The Japanese Yen (JPY) appreciated against the US Dollar (USD), with the USD/JPY pair declining to around 160.15 during Asian trading hours on Tuesday, ahead of the Bank of Japan's (BoJ) interest rate decision later in the day [1]. The Yen's strength was supported by news of a deal to reopen the Strait of Hormuz, following an agreement between the US and Iran. US President Donald Trump announced that Iran agreed not to ever have a nuclear weapon, and both Trump and Vice President JD Vance virtually signed the agreement to end a US blockade of Iranian ports, reopen the Strait of Hormuz, and initiate 60 days of nuclear negotiations. Iranian Parliament Speaker Mohammad Bagher Ghalibaf signed the document for Iran [1]. Hopes for a US-Iran peace agreement provided support to the Yen and acted as a headwind for the USD/JPY pair [1].

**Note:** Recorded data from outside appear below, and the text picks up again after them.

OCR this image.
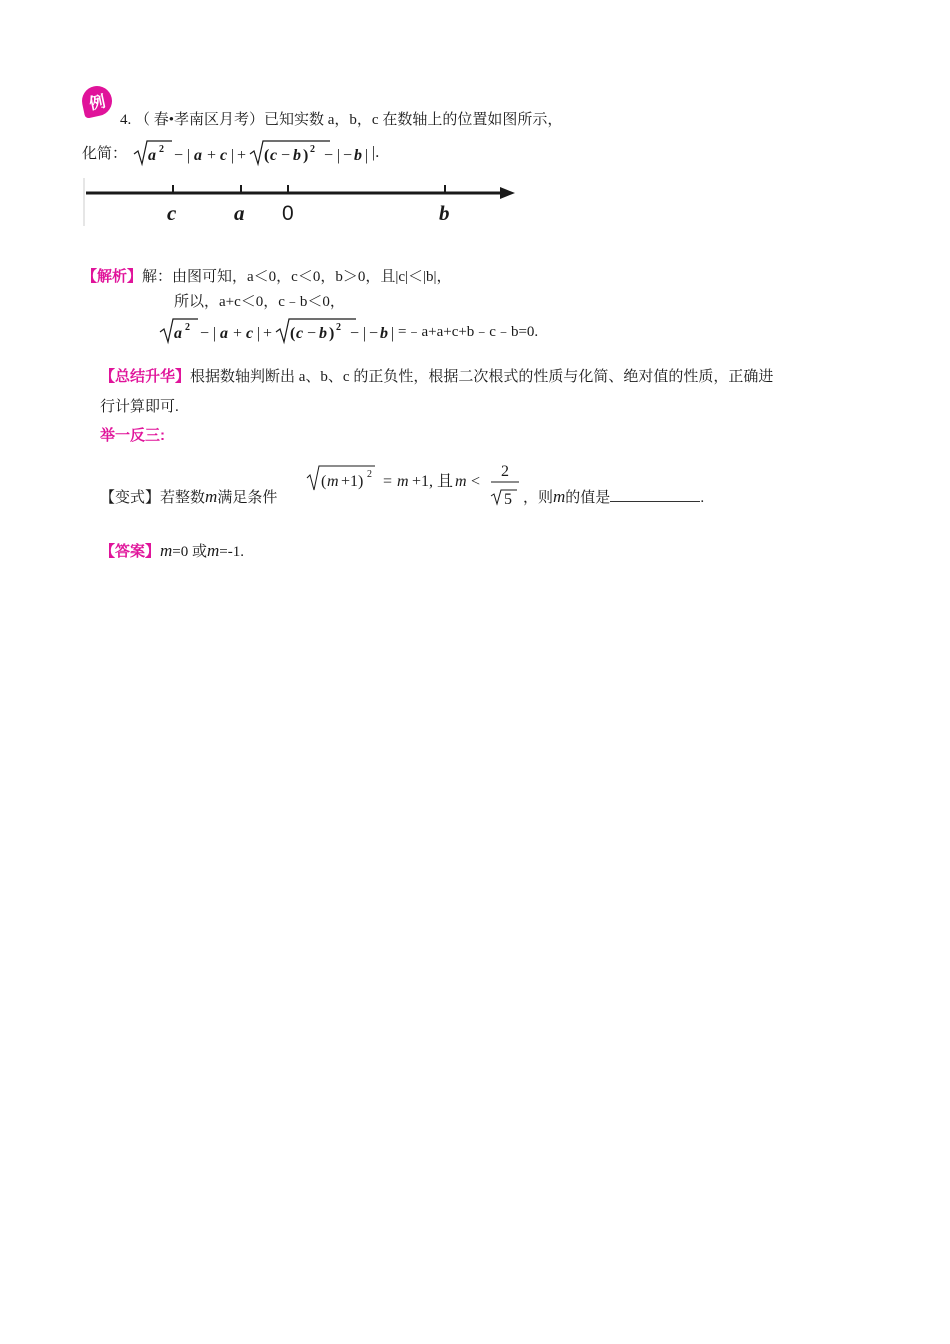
例
4. （ 春•孝南区月考）已知实数 a，b，c 在数轴上的位置如图所示，
化简： a 2 − | a + c | + ( c − b ) 2 − | − b | |.
c	a 0	b
【解析】解：由图可知，a＜0，c＜0，b＞0，且|c|＜|b|，
所以，a+c＜0，c﹣b＜0，
a 2 − | a + c | + ( c − b ) 2 − | − b | =﹣a+a+c+b﹣c﹣b=0.
【总结升华】根据数轴判断出 a、b、c 的正负性，根据二次根式的性质与化简、绝对值的性质，正确进
行计算即可.
举一反三:
【变式】若整数m满足条件
( m +1) 2 = m +1, 且 m <
2
5 ，则m的值是	.
【答案】m=0 或m=-1.
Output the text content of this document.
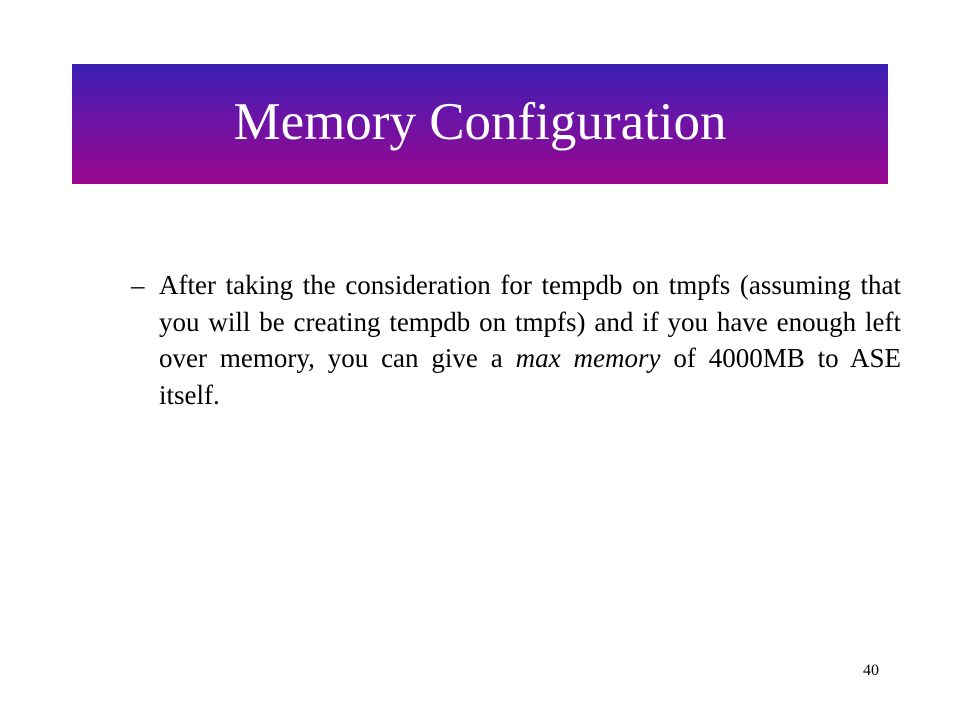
Memory Configuration
– After taking the consideration for tempdb on tmpfs (assuming that you will be creating tempdb on tmpfs) and if you have enough left over memory, you can give a max memory of 4000MB to ASE itself.
40
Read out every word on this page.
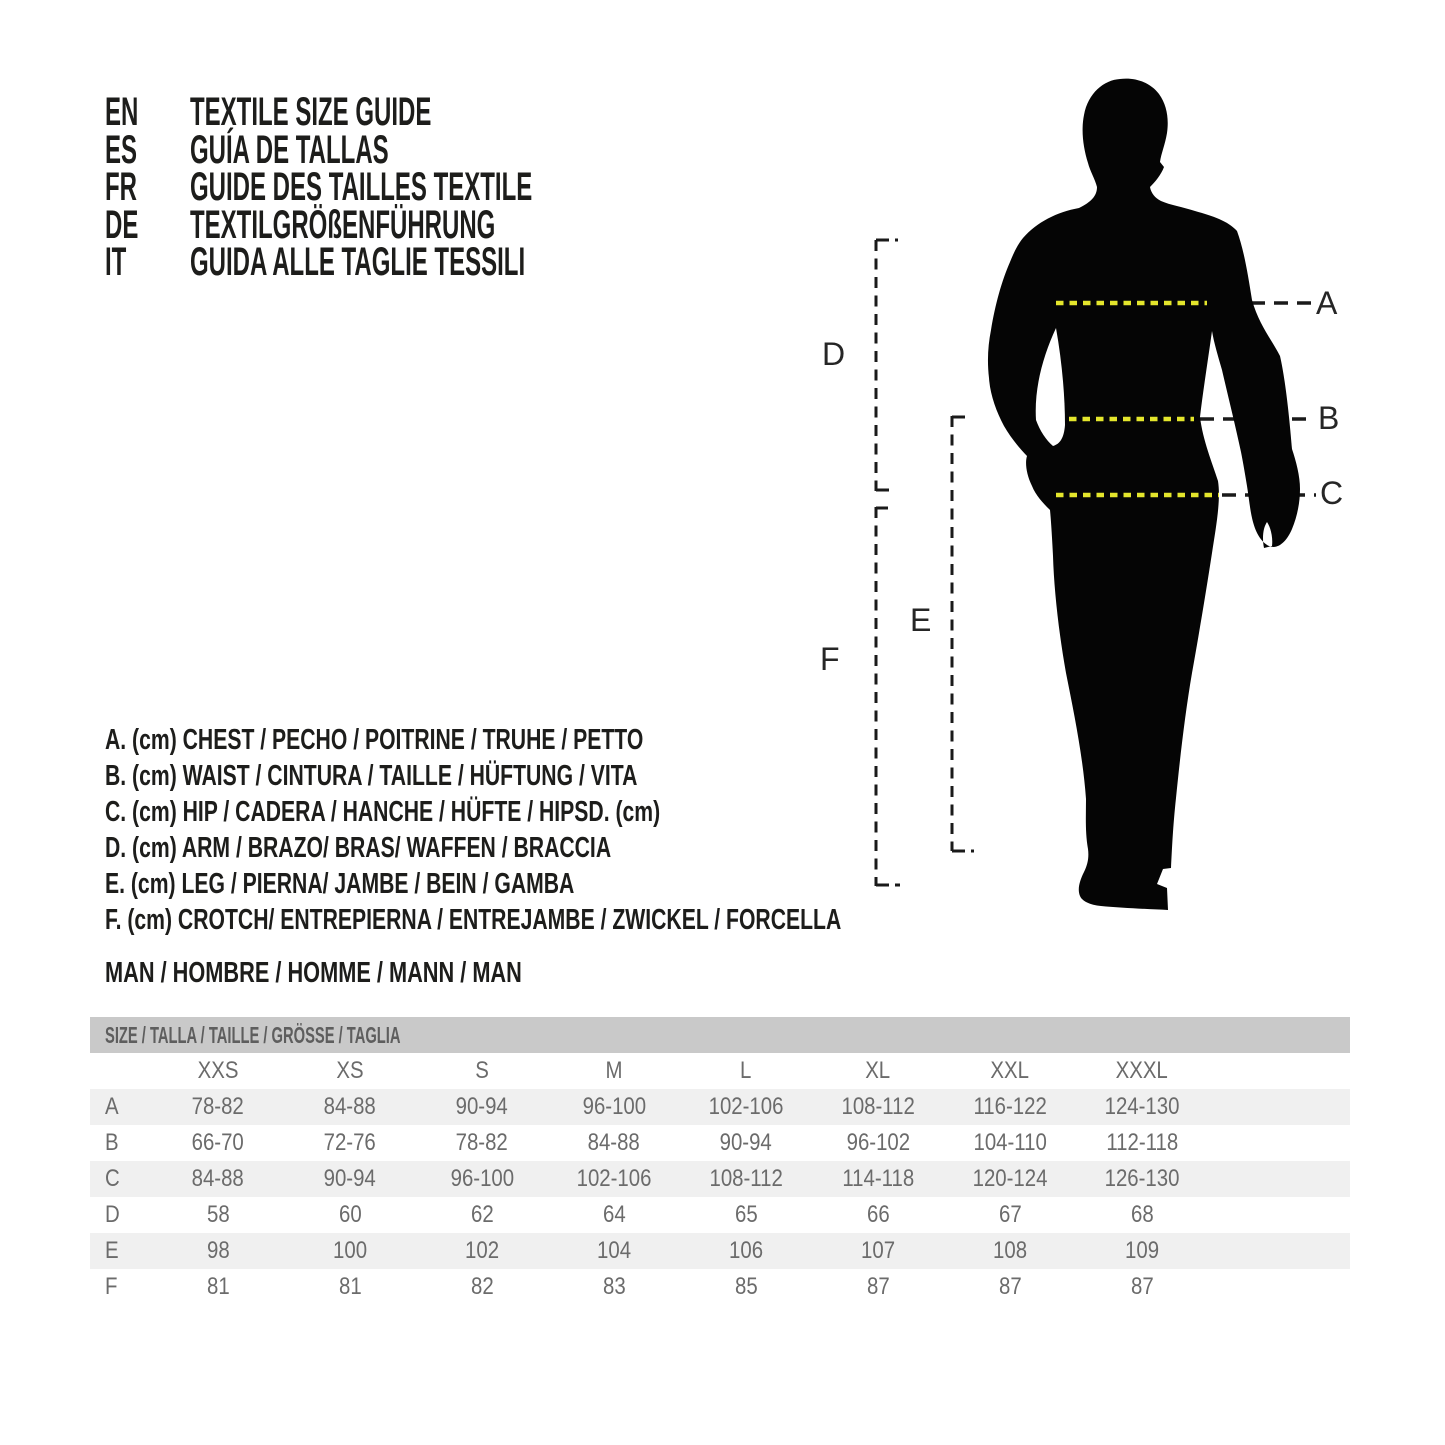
EN	TEXTILE SIZE GUIDE
ES	GUÍA DE TALLAS
FR	GUIDE DES TAILLES TEXTILE
DE	TEXTILGRÖßENFÜHRUNG
IT	GUIDA ALLE TAGLIE TESSILI
A. (cm) CHEST / PECHO / POITRINE / TRUHE / PETTO
B. (cm) WAIST / CINTURA / TAILLE / HÜFTUNG / VITA
C. (cm) HIP / CADERA / HANCHE / HÜFTE / HIPSD. (cm)
D. (cm) ARM / BRAZO/ BRAS/ WAFFEN / BRACCIA
E. (cm) LEG / PIERNA/ JAMBE / BEIN / GAMBA
F. (cm) CROTCH/ ENTREPIERNA / ENTREJAMBE / ZWICKEL / FORCELLA
MAN / HOMBRE / HOMME / MANN / MAN
SIZE / TALLA / TAILLE / GRÖSSE / TAGLIA
	XXS	XS	S	M	L	XL	XXL	XXXL	
A	78-82	84-88	90-94	96-100	102-106	108-112	116-122	124-130	
B	66-70	72-76	78-82	84-88	90-94	96-102	104-110	112-118	
C	84-88	90-94	96-100	102-106	108-112	114-118	120-124	126-130	
D	58	60	62	64	65	66	67	68	
E	98	100	102	104	106	107	108	109	
F	81	81	82	83	85	87	87	87	
A
B
C
D
E
F
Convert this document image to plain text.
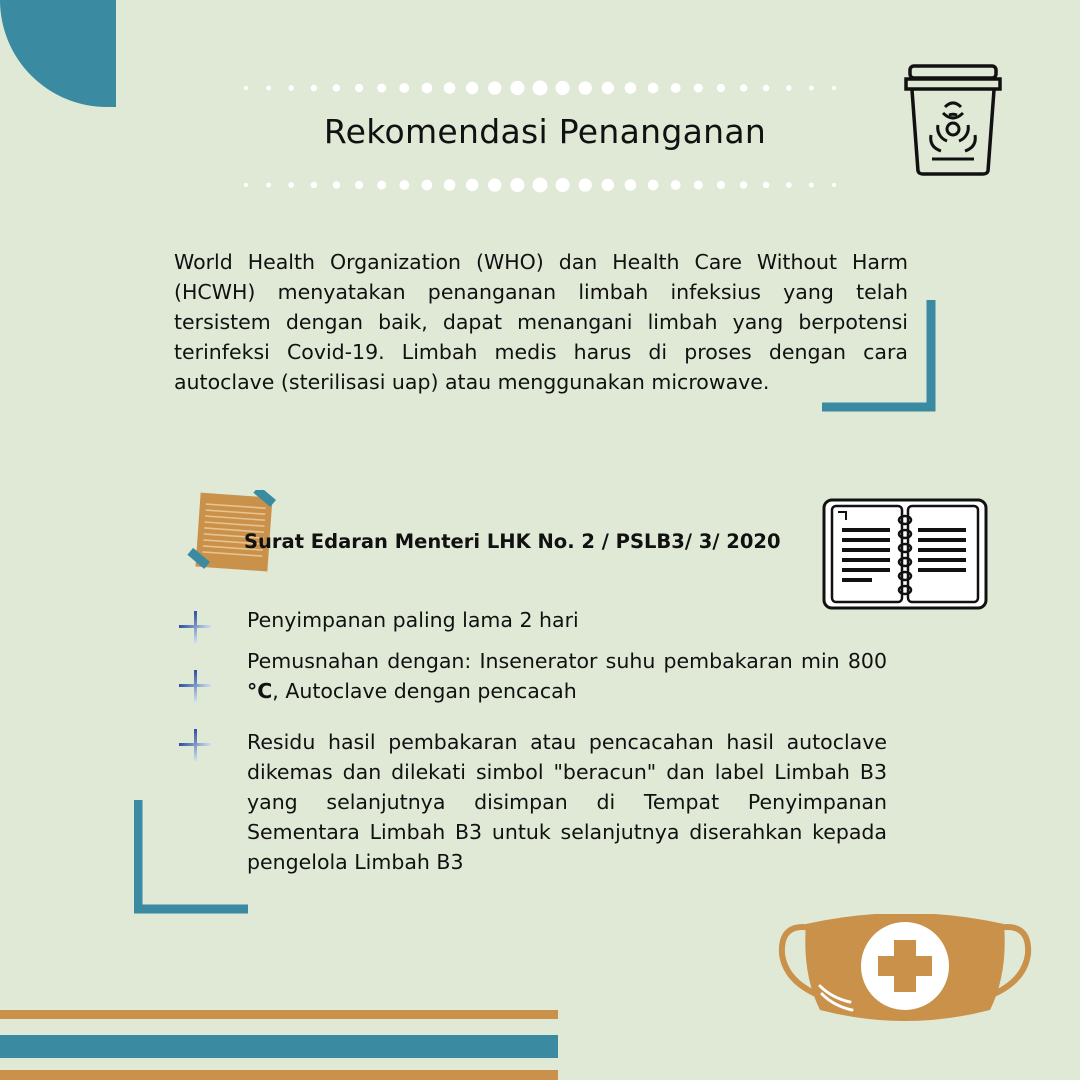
Rekomendasi Penanganan
World Health Organization (WHO) dan Health Care Without Harm (HCWH) menyatakan penanganan limbah infeksius yang telah tersistem dengan baik, dapat menangani limbah yang berpotensi terinfeksi Covid-19. Limbah medis harus di proses dengan cara autoclave (sterilisasi uap) atau menggunakan microwave.
Surat Edaran Menteri LHK No. 2 / PSLB3/ 3/ 2020
Penyimpanan paling lama 2 hari
Pemusnahan dengan: Insenerator suhu pembakaran min 800 °C, Autoclave dengan pencacah
Residu hasil pembakaran atau pencacahan hasil autoclave dikemas dan dilekati simbol "beracun" dan label Limbah B3 yang selanjutnya disimpan di Tempat Penyimpanan Sementara Limbah B3 untuk selanjutnya diserahkan kepada pengelola Limbah B3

The BoJ is anticipated to raise interest rates to a 31-year high on Tuesday, marking a significant step in normalizing its monetary policy as it seeks to address price pressures stemming from the energy shock caused by the Iran war [1]. This would be another move away from the ultra-loose monetary policy that the BoJ has maintained since 2013, which included measures such as Quantitative and Qualitative Easing (QQE), negative interest rates, and yield curve control [1]. In March 2024, the BoJ lifted interest rates, signaling a retreat from its ultra-loose stance [1].
A notable development is that BoJ Governor Kazuo Ueda is hospitalized with an infected liver cyst, resulting in Deputy Governor Ryozo Himino chairing the meeting. This marks the first time since 1998 that a BoJ governor has missed a policy session. Deputy Governor Shinichi Uchida will handle the post-meeting press conference [1].
The BoJ's policy decisions have historically influenced the Yen's value, with previous stimulus measures causing depreciation against major currencies. The anticipated rate hike and policy normalization are seen as factors contributing to the Yen's recent strength [1].
CONCLUSION
The Japanese Yen gained ground ahead of a highly anticipated BoJ rate hike, supported by geopolitical developments and expectations of policy normalization. The market is closely watching the BoJ's decision, which could further impact the Yen's trajectory. The unusual absence of the BoJ governor adds an element of uncertainty to the proceedings.